Le général Mukobo ne trouve pas des mots assez durs à l’égard du président LD Kabila. « Le président Laurent Kabila a commis une erreur monumentale à son arrivée au pouvoir en refusant d’intégrer les soldats qu’il a trouvés dans la nouvelle armée ». Pour lui, la nomination du colonel rwandais James Kabarebe à la tête de l’armée congolaise provoqua « une totale déception ».
Le 16 janvier 2001, LD Kabila est mort. Il est remplacé par « Joseph Kabila ». Pour Mukobo, l’ex-Zaïre « n’a plus d’armée ». Pourquoi? « C’est parce que le chef de l’Etat n’est pas Congolais ». Pour lui, « Kabila » ne peut en aucun cas promouvoir une véritable armée. « L’homme qui dirige notre pays a une mission à accomplir. Cette mission tient en trois mots: détruire le Congo ». Selon Mukobo, « Joseph » a laissé, à dessein, la situation sécuritaire pourrir à l’Est. « L’objectif est de contraindre le Congo à céder une partie de son territoire au Rwanda et à l’Ouganda ». « Il faut un changement à la tête du pays. (…), Joseph Kabila est un traître », concluait-il.

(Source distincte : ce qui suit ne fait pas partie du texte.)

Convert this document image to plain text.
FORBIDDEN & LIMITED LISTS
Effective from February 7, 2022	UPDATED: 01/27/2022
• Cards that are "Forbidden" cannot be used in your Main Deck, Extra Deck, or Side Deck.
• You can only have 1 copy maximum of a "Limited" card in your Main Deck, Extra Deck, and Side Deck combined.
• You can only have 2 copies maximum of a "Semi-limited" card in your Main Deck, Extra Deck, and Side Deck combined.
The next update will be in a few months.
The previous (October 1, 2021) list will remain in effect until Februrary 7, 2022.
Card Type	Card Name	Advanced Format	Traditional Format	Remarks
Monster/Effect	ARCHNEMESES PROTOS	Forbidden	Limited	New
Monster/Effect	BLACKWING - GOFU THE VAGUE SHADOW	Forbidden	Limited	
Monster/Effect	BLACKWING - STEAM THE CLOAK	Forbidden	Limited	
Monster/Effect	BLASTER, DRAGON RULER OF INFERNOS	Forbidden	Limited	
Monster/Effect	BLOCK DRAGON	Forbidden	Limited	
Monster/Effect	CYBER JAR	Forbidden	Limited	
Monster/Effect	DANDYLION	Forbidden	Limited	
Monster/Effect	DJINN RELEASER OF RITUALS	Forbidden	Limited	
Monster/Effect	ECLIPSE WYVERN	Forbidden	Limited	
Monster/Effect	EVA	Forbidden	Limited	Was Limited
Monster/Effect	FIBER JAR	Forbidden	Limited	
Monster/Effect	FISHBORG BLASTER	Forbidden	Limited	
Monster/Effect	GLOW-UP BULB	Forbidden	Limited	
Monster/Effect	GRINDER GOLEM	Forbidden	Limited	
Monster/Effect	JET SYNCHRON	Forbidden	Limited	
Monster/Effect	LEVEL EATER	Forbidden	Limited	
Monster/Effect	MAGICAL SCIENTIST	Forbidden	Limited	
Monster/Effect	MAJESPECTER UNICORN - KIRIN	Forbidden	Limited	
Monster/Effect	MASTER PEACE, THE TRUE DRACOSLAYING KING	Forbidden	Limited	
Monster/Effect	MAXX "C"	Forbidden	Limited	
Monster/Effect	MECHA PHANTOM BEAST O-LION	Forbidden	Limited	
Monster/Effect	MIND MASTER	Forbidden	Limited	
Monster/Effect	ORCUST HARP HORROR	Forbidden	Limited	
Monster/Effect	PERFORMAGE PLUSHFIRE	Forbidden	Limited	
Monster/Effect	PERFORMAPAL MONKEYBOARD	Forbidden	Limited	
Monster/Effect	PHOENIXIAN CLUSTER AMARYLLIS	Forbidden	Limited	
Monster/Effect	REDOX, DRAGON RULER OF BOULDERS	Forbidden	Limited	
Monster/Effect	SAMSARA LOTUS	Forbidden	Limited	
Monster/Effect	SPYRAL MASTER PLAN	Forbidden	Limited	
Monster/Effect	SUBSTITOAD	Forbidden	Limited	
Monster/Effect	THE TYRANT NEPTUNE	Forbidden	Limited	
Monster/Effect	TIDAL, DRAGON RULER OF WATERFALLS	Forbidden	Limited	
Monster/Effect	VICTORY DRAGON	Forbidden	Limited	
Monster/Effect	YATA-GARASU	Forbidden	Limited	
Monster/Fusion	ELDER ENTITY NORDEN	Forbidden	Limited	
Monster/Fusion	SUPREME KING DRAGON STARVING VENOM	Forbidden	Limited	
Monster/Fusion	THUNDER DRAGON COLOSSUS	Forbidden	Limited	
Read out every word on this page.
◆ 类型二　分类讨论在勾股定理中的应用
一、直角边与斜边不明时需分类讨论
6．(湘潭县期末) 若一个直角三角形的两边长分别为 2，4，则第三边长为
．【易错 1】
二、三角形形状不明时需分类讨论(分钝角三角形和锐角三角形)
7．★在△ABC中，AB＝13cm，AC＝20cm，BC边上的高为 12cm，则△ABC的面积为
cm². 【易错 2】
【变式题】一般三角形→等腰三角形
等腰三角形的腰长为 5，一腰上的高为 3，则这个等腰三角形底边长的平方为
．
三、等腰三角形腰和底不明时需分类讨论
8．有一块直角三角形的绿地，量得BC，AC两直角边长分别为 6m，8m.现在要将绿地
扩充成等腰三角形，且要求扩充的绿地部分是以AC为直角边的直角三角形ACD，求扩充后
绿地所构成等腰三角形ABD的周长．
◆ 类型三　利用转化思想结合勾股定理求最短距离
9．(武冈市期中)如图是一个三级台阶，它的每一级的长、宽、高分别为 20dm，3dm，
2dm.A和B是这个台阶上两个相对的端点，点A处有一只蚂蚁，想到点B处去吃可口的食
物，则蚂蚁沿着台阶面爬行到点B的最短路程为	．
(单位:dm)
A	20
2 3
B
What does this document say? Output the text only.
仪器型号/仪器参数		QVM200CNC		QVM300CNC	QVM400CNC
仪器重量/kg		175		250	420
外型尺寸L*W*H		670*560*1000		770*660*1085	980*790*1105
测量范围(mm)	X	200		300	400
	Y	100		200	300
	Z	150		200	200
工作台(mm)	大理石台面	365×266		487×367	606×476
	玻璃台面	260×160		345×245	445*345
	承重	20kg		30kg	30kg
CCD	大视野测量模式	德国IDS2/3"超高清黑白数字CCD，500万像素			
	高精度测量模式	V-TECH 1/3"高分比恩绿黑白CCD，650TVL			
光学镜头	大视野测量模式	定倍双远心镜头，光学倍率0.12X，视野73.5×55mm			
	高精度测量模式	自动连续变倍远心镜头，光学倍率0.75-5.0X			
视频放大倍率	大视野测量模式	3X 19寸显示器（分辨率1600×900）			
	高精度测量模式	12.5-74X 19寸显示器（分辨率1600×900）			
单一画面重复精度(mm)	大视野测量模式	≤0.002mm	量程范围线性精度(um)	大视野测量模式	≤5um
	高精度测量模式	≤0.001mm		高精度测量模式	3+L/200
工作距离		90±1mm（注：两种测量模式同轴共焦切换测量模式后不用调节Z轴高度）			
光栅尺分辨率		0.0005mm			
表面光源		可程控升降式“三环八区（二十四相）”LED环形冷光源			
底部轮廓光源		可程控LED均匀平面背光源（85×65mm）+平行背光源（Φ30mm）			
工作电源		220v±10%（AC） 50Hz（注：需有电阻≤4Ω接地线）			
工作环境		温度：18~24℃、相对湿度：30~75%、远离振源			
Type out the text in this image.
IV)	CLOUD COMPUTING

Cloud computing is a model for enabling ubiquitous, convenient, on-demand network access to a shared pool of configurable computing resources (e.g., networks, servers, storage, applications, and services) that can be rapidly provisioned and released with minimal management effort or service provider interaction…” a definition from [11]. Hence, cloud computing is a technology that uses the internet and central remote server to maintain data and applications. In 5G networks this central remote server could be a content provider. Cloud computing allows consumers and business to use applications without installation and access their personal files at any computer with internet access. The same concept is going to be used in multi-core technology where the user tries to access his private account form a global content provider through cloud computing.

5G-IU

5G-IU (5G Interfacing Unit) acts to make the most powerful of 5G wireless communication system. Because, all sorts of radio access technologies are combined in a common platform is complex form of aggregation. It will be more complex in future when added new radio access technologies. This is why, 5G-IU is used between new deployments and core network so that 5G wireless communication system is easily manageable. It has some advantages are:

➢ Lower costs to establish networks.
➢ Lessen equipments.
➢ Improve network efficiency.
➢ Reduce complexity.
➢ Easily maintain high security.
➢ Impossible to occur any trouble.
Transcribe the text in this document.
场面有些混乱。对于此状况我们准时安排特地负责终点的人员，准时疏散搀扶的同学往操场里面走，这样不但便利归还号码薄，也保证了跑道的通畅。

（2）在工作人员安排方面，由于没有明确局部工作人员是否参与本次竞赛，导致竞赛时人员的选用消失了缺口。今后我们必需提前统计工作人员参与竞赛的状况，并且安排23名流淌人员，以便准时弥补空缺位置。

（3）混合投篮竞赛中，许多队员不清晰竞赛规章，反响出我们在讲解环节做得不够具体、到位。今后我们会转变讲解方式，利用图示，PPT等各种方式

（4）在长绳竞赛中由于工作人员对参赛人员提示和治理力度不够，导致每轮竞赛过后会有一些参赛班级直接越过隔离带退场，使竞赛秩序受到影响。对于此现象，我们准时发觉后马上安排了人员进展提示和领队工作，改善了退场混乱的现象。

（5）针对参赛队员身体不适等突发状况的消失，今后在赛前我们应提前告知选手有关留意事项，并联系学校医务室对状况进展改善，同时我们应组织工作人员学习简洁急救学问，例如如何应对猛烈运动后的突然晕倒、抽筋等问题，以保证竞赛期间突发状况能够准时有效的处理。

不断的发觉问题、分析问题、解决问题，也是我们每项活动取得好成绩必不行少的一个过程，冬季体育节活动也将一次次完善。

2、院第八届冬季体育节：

Expert en Logistique, le colonel Kadate Lekumu est revenu sur le « camp de concentration » de Kitona où furent regroupés 43.000 militaires des FAZ dans des conditions infra-humaines. Pour lui, cette décision ne pouvait émaner que de LD Kabila et du colonel Kabarebe. « Chaque jour, il y avait quinze à vingt morts à inhumer », dit-il. La diarrhée était diagnostiquée comme cause principale de décès. Le logisticien ne décolère pas: « L’AFDL a été présentée faussement comme une rébellion congolaise. (…). Nous avons fini par découvrir que l’armée rebelle était commandée par des officiers rwandais, ougandais et burundais ». A l’instar de Mukobo, Kadate est formel: « La RDC n’a pas d’armée. C’est une situation délibérée ».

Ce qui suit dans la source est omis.